In this case, Foo.multiplier() method output depends on hidden state for the output.  This is bad, because it means that the end client cant ever fully be sure, given the input he passes in, what the result will be.  This is why in functional programming, the only thing that the determines the output, is the input.  

Python's crippled lambda also kind of sucks.  Why should it be limited to a single line for the expression?
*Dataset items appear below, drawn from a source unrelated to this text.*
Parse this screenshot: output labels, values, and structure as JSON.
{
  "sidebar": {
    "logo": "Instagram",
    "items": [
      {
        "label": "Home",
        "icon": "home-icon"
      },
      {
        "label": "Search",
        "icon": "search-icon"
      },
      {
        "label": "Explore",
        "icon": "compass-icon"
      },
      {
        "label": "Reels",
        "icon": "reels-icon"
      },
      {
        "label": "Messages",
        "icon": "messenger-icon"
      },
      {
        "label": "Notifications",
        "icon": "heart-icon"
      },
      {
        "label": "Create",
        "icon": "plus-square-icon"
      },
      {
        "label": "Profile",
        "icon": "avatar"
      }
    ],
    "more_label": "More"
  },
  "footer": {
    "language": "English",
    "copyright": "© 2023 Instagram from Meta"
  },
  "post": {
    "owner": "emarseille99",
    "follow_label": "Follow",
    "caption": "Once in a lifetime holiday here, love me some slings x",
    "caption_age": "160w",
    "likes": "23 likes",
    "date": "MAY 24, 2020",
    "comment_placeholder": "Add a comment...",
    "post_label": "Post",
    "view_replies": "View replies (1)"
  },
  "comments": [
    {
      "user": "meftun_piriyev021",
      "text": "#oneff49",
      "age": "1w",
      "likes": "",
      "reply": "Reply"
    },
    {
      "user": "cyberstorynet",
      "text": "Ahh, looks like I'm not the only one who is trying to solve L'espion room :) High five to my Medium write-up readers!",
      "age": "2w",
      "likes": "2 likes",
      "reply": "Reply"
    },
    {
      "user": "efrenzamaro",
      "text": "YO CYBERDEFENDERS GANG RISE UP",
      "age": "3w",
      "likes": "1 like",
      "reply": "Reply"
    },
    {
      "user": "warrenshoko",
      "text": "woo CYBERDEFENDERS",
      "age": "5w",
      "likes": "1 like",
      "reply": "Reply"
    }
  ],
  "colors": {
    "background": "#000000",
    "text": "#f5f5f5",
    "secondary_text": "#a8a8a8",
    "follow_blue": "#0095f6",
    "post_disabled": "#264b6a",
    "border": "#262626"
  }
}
Is python a bad language?  Definitely not.  There are some very cool features like generators, coroutines, list and dict comprehensions, and decorators.  But combine the inability to do true type hinting, lack of standard immutable data types, no easy way to do concurrency, and by default imperative style of programming leaves a lot to be desired.  However, writing in a functional style of python is possible.

Toolz
toolz is a python package that expands upon the functional paradigm of using higher order functions.  I highly recommend reading through the site, as they make a good case for functional programming in python.  Toolz includes some useful functions that work with sequences.  For example, they have a function called accumulate which is very similar to must other functional languages reduce.


Pyrsistent
pyrsistent is a set of immutable data objects that can be used in python.  They give you immutable vectors (lists), immutable maps (dictionaries) and even immutable classes.  Immutable data is of immense help during concurrent programming.  If you have multiple threads acting on the same immutable (read-only) data structure, you can never have inconsistent results.  Even when you aren't writing concurrent code, it is very useful because you don't have to keep track of state all the time.  Functional programming highly stresses to always use lexically scoped, pure functions.  Pure meaning that given the same inputs to a function, you will always get the same outputs.  There is no hidden state (such as globals

hy
A lisp running on python?  coool.  Now, it's no clojure, but it might be possible to get halfway there by using hy in combination with toolz and pyrsistent.  Although they don't have literals for certain data types, it should be possible because hy has reader macros (which clojure lacks btw).